PostgreSQL, MySQL, MariaDB

The database systems PostgreSQL, MySQL and MariaDB have a straight forward syntax for pagination: LIMIT {number} OFFSET {number} . So a simple SQL query with pagination might look like this:

SELECT * FROM users ORDER BY name LIMIT 15 OFFSET 30;

Oracle DB

Oracle DB didn’t have a dedicated syntax for pagination before Oracle 12c, but it was still possible to achieve the same result with other means. With Oracle 12c a new syntax for pagination was introduced under the name “Row limiting clause”. First I’ll show the old method, then the new syntax.

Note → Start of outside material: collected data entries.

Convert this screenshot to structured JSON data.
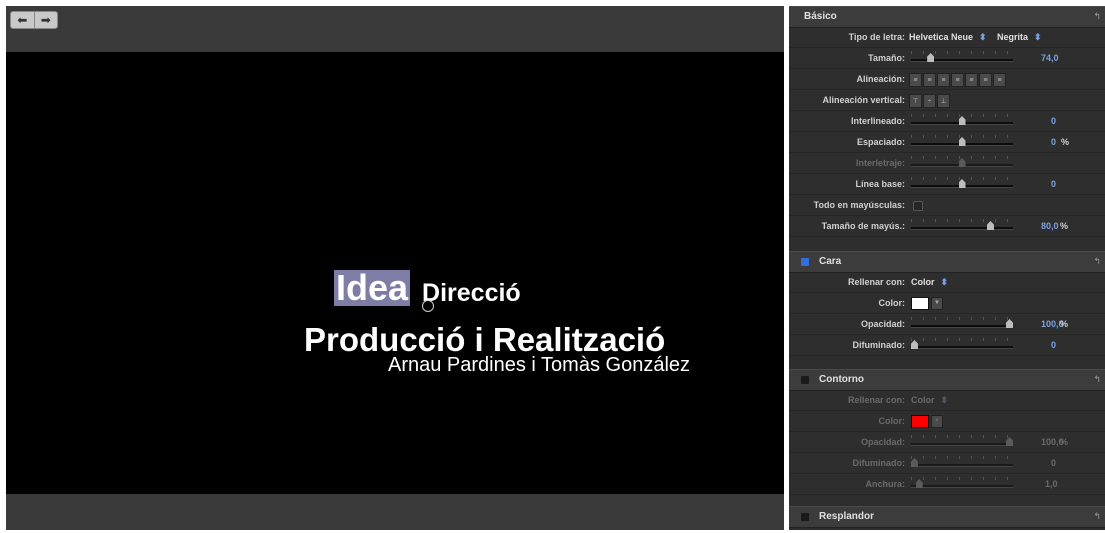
{
  "viewer": {
    "nav": {
      "back_icon": "arrow-left-icon",
      "forward_icon": "arrow-right-icon",
      "back_glyph": "⬅",
      "forward_glyph": "➡"
    },
    "title_line1_highlight": "Idea",
    "title_line1_rest": "Direcció",
    "title_line2": "Producció i Realització",
    "title_line3": "Arnau Pardines i Tomàs González"
  },
  "basic": {
    "header": "Básico",
    "font_label": "Tipo de letra:",
    "font_value": "Helvetica Neue",
    "weight_value": "Negrita",
    "size_label": "Tamaño:",
    "size_value": "74,0",
    "size_level": 0.17,
    "alignment_label": "Alineación:",
    "vertical_alignment_label": "Alineación vertical:",
    "line_spacing_label": "Interlineado:",
    "line_spacing_value": "0",
    "line_spacing_level": 0.5,
    "tracking_label": "Espaciado:",
    "tracking_value": "0",
    "tracking_unit": "%",
    "tracking_level": 0.5,
    "kerning_label": "Interletraje:",
    "kerning_level": 0.5,
    "baseline_label": "Línea base:",
    "baseline_value": "0",
    "baseline_level": 0.5,
    "all_caps_label": "Todo en mayúsculas:",
    "all_caps_checked": false,
    "caps_size_label": "Tamaño de mayús.:",
    "caps_size_value": "80,0",
    "caps_size_unit": "%",
    "caps_size_level": 0.8
  },
  "face": {
    "header": "Cara",
    "enabled": true,
    "fill_label": "Rellenar con:",
    "fill_value": "Color",
    "color_label": "Color:",
    "color": "#ffffff",
    "opacity_label": "Opacidad:",
    "opacity_value": "100,0",
    "opacity_unit": "%",
    "opacity_level": 1.0,
    "blur_label": "Difuminado:",
    "blur_value": "0",
    "blur_level": 0.0
  },
  "outline": {
    "header": "Contorno",
    "enabled": false,
    "fill_label": "Rellenar con:",
    "fill_value": "Color",
    "color_label": "Color:",
    "color": "#ff0000",
    "opacity_label": "Opacidad:",
    "opacity_value": "100,0",
    "opacity_unit": "%",
    "opacity_level": 1.0,
    "blur_label": "Difuminado:",
    "blur_value": "0",
    "blur_level": 0.0,
    "width_label": "Anchura:",
    "width_value": "1,0",
    "width_level": 0.05
  },
  "glow": {
    "header": "Resplandor",
    "enabled": false
  },
  "colors": {
    "accent_blue": "#2f6fe0",
    "value_blue": "#7aa2e0",
    "checkbox_off": "#1a1a1a"
  }
}
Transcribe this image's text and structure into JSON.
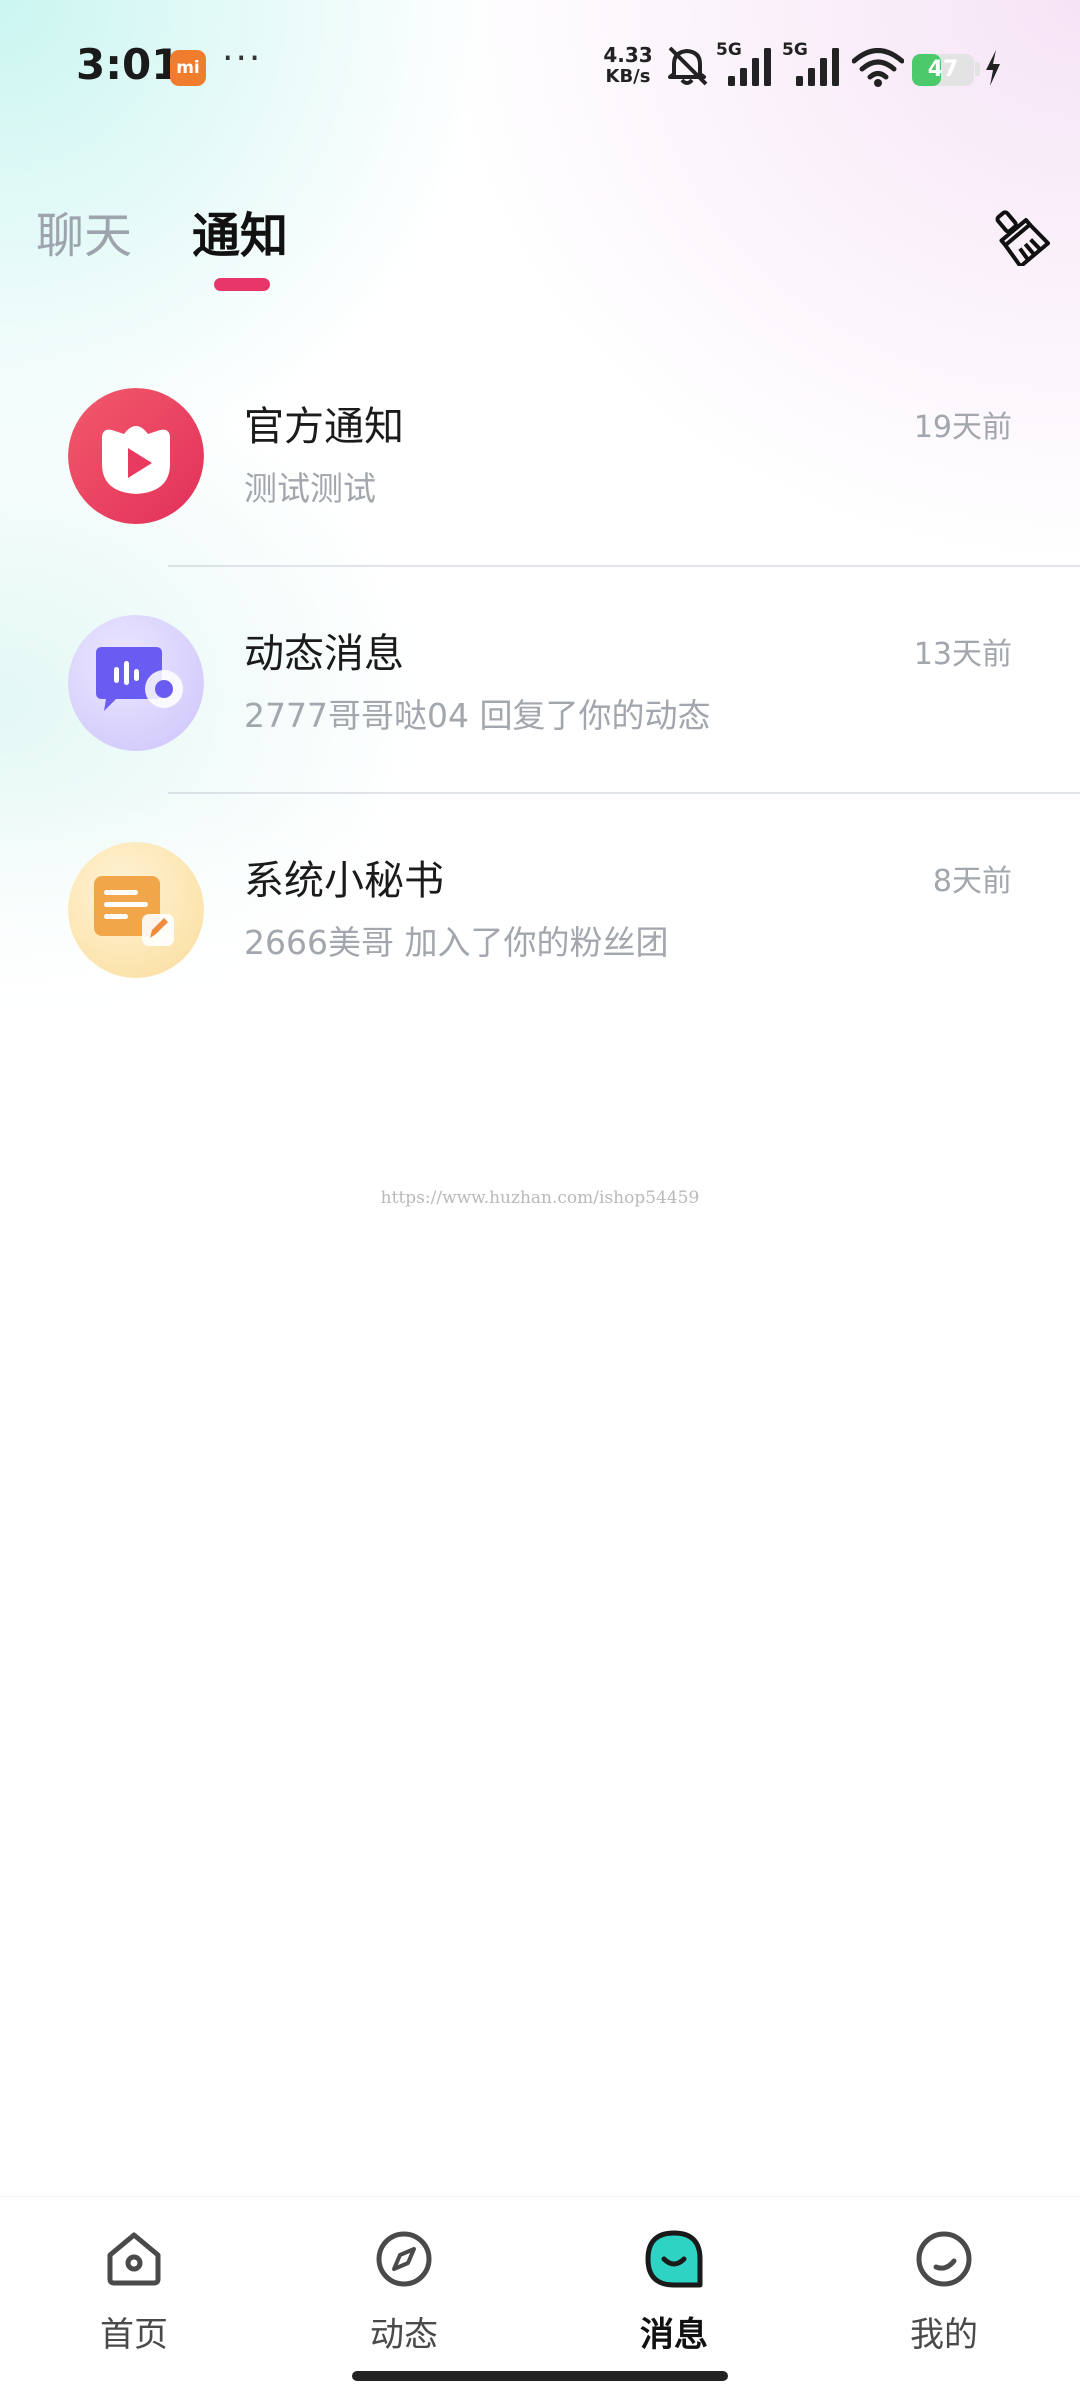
{
  "status_bar": {
    "time": "3:01",
    "brand_badge": "mi",
    "dots": "···",
    "net_speed_value": "4.33",
    "net_speed_unit": "KB/s",
    "sim1_label": "5G",
    "sim2_label": "5G",
    "battery_percent": "47",
    "battery_level": 0.47,
    "battery_color": "#4cc96a"
  },
  "tabs": {
    "chat": "聊天",
    "notify": "通知",
    "active": "notify",
    "accent_color": "#e8366a"
  },
  "notifications": [
    {
      "title": "官方通知",
      "subtitle": "测试测试",
      "time": "19天前",
      "icon": "official-notice-icon"
    },
    {
      "title": "动态消息",
      "subtitle": "2777哥哥哒04 回复了你的动态",
      "time": "13天前",
      "icon": "activity-message-icon"
    },
    {
      "title": "系统小秘书",
      "subtitle": "2666美哥 加入了你的粉丝团",
      "time": "8天前",
      "icon": "system-assistant-icon"
    }
  ],
  "watermark": "https://www.huzhan.com/ishop54459",
  "bottom_nav": {
    "items": [
      {
        "label": "首页",
        "icon": "home-icon"
      },
      {
        "label": "动态",
        "icon": "compass-icon"
      },
      {
        "label": "消息",
        "icon": "message-icon",
        "active": true
      },
      {
        "label": "我的",
        "icon": "profile-icon"
      }
    ],
    "active_color": "#2ed3c4"
  }
}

The old method is based on ROWNUM . If you wanted to specify both an offset and a limit, you had to nest multiple queries:

SELECT *
FROM (SELECT *, rownum AS rnum
      FROM (SELECT *
            FROM users
            ORDER BY name)
      WHERE rownum < 45)
WHERE rnum >= 30;

The newer row limiting clause syntax is shorter and looks as follows:

SELECT * FROM users ORDER BY name
  OFFSET 30 ROWS FETCH NEXT 15 ROWS ONLY;

This syntax also allows the option to specify a percentage of rows instead of a fixed number of rows:

SELECT * FROM users ORDER BY name
  FETCH FIRST 20 PERCENT ROWS ONLY;

MS SQL Server

Microsoft’s SQL Server also supports the Oracle-like syntax with OFFSET and FETCH clauses and recommends the usage of this syntax for pagination.